The second limitation of the present SWOT analysis is that it does not prioritize issues or solve the problems identified. While we helped prioritize issues by ranking SWOT analysis results with participants, further data collection can provide more information for community partners to strategically plan, set priorities, and work together. The broad recommendations above, therefore, serve as a springboard for future data collection and planning but are themselves limited given the scope of a SWOT analysis.
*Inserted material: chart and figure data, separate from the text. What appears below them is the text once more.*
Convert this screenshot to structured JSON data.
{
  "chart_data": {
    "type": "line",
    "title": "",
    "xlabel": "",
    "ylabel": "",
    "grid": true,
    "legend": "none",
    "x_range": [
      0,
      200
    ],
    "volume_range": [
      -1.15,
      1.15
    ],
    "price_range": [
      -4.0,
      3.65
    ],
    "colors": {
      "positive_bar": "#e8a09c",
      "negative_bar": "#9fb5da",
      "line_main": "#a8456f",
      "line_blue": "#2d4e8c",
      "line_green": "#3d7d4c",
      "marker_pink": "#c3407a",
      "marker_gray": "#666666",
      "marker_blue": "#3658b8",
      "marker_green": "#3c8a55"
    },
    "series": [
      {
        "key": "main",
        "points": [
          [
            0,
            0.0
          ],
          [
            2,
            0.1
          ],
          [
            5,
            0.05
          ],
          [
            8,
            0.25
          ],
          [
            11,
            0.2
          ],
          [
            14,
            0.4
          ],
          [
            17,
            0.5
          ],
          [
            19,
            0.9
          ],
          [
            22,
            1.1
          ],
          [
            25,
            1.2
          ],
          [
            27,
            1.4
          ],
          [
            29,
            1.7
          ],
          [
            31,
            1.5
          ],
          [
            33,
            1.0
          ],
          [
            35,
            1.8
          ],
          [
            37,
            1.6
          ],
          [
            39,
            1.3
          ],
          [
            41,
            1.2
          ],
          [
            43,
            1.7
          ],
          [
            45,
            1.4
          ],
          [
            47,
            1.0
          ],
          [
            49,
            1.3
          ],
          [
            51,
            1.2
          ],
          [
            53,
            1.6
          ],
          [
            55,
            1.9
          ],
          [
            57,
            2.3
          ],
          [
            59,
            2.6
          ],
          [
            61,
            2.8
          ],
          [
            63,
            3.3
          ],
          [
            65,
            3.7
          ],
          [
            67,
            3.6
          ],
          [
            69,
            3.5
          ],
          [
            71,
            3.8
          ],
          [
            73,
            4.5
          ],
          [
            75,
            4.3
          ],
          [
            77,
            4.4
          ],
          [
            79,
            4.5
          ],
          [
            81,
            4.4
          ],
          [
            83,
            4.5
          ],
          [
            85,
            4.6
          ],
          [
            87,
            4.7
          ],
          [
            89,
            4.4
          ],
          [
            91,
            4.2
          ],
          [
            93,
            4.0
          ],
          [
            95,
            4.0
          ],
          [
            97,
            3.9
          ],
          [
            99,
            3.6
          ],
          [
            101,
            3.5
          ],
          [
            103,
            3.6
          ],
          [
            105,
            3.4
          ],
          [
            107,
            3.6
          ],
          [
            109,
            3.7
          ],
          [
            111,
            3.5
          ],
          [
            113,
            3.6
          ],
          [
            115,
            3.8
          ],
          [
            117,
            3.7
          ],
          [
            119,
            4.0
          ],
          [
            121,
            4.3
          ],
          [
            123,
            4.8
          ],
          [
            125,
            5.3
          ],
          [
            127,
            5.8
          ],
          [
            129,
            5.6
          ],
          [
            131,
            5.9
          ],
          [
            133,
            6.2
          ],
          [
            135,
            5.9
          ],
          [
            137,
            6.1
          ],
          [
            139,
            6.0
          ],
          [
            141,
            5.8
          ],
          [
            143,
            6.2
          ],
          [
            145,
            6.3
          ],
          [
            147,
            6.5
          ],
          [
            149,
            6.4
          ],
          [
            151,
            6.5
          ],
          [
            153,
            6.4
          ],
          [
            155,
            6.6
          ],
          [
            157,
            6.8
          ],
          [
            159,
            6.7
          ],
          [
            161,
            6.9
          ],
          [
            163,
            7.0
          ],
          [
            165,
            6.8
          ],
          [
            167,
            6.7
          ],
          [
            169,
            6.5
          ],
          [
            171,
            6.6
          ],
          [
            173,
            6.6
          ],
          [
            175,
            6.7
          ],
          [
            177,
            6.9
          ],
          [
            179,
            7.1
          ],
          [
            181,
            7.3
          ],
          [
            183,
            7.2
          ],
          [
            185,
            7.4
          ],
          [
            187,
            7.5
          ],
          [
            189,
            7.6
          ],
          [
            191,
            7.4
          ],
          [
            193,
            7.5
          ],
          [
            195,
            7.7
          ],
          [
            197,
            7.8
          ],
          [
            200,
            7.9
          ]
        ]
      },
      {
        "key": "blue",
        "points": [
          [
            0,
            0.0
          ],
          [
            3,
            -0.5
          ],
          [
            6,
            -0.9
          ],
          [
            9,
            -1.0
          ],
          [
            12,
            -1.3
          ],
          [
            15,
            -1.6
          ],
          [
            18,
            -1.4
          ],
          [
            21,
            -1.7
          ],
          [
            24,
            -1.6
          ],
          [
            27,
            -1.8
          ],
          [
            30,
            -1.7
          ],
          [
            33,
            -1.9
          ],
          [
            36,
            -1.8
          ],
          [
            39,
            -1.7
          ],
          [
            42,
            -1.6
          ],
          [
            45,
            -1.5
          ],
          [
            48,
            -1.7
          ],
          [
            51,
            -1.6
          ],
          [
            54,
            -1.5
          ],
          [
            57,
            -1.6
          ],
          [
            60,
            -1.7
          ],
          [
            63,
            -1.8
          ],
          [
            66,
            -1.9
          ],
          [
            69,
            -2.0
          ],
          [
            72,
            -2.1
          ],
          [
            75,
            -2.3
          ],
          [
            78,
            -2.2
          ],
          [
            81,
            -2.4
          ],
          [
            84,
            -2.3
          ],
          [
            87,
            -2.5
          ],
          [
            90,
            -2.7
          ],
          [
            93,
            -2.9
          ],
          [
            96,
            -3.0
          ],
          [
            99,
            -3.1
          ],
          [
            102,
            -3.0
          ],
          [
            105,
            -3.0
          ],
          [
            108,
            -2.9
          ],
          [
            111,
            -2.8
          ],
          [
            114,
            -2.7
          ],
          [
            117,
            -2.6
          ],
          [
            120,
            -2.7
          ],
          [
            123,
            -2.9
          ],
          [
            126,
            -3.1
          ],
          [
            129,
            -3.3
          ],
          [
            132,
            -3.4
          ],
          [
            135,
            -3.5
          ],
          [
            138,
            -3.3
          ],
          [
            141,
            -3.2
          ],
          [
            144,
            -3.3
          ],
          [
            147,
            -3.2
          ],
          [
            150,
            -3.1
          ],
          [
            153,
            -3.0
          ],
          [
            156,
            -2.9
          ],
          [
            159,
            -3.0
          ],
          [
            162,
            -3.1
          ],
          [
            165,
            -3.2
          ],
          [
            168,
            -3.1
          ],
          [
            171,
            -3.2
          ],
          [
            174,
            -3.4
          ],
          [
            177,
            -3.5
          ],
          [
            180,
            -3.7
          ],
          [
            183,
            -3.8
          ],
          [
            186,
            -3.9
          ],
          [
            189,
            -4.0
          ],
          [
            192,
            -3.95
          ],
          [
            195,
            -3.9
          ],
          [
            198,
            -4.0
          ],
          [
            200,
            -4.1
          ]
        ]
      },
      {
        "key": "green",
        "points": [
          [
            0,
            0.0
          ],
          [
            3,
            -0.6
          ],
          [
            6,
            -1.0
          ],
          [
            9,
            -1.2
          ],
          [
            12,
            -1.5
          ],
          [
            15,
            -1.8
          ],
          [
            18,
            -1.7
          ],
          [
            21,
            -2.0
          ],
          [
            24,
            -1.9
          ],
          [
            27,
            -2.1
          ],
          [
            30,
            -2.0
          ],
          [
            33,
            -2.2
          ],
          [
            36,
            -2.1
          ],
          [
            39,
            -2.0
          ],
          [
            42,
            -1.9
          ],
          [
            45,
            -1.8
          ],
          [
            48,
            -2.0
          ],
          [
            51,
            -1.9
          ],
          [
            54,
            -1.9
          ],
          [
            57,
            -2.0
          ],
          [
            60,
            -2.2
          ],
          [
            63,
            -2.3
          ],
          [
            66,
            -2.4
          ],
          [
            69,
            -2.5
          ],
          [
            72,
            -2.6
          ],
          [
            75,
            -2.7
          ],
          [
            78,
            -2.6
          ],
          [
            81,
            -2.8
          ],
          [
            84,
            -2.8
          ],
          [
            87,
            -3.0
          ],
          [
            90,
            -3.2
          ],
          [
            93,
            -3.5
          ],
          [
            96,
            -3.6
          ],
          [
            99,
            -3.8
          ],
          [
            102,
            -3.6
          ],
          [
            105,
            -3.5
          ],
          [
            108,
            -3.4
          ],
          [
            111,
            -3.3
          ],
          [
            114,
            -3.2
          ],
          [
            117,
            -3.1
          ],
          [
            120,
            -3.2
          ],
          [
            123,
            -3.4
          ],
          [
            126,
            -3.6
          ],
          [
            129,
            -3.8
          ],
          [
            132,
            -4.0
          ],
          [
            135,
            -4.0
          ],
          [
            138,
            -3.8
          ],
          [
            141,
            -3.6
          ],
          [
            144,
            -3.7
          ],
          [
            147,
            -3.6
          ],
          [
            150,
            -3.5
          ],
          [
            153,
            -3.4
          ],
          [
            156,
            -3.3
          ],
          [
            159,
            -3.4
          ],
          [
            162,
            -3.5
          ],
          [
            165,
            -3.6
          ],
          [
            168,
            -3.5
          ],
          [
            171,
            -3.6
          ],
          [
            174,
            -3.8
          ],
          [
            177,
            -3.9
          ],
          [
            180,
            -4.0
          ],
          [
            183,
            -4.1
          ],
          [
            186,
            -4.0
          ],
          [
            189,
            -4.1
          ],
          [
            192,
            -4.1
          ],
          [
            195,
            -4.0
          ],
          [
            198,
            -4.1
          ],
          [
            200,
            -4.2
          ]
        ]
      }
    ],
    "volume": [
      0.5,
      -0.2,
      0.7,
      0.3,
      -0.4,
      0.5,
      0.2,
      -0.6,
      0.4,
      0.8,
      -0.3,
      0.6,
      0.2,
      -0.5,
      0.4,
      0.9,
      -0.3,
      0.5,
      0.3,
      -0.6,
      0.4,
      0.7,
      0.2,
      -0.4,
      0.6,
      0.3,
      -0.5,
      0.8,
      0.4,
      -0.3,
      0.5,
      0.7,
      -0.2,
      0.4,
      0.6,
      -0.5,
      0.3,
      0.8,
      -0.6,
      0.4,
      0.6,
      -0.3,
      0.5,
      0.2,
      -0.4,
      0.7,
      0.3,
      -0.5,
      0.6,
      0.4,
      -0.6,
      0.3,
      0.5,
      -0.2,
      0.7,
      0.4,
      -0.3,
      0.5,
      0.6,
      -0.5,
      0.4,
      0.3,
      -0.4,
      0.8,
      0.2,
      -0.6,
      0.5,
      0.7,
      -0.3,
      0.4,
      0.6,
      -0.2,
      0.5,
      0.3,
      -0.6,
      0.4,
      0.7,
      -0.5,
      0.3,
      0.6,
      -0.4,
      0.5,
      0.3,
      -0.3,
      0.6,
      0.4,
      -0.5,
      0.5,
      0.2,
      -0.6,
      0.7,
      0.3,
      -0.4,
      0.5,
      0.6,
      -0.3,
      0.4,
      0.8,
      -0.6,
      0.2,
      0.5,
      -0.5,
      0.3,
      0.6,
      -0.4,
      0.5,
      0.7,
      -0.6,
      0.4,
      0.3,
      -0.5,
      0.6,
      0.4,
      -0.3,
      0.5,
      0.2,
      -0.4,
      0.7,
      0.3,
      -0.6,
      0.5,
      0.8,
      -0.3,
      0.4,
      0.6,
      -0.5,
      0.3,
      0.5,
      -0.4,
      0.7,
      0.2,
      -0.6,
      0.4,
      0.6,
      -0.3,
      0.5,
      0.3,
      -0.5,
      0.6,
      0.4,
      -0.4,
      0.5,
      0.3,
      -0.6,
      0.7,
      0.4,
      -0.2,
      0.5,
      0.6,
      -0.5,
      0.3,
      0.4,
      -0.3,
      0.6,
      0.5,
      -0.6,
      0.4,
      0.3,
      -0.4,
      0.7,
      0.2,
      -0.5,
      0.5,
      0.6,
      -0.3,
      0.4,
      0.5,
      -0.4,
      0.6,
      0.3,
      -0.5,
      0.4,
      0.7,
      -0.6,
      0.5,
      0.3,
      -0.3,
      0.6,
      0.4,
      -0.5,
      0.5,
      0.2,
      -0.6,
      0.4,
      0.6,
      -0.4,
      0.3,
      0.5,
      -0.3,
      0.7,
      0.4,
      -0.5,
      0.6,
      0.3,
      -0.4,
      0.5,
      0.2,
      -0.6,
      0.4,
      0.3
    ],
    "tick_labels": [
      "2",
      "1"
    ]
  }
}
Researchers, practitioners, and policymakers in other locations and contexts should consider which of our recommendations apply to their efforts supporting their local CHW workforce.
Conclusions
Public health service fragmentation and challenges in the health system, especially during the COVID-19 pandemic, posed major obstacles to the CHW workforce. Our findings correspond to the literature which demonstrates that CHWs, if supported, play an instrumental role in managing respiratory diseases and other chronic conditions (Parekh et al., 2019). To assist CHW stakeholders to strengthen their infrastructure and prepare for future public health crises, we conducted a SWOT analysis with a diverse group of workers in the field. Based on our analysis, we laid out five broad recommendations CHW stakeholders can consider as they collaboratively plan and implement future work. Future research can further explore mechanisms which increase capacity for CHWs, improve industry collaboration, and raise wages and standards for an often-under-resourced group of public health workers. As trusted intermediaries between members of underserved communities and health service agencies, CHWs are a critical public health resource to the most vulnerable and hard-to-reach communities. Researchers, practitioners, and policymakers should create a sustainable CHW ecosystem that avails CHWs of a livable wage and a career path with opportunities for professional advancement.
Footnotes
Authors’ Note:
The authors would like to acknowledge and thank all the people, especially the Community Health Workers, who participated in this SWOT analysis. Funding provided by The Centers for Disease Control and Prevention Foundation (CDC-RFA-DP21-2109).
Ethics
The institutional review boards of The University of Texas Health Science Center at Houston (UTHealth) approved research protocols.
Restrictions to the Dataset
The dataset presented in this article is not available because it may contain identifying details even if redacted. Participants were assured we would not share the data beyond the participants and research staff.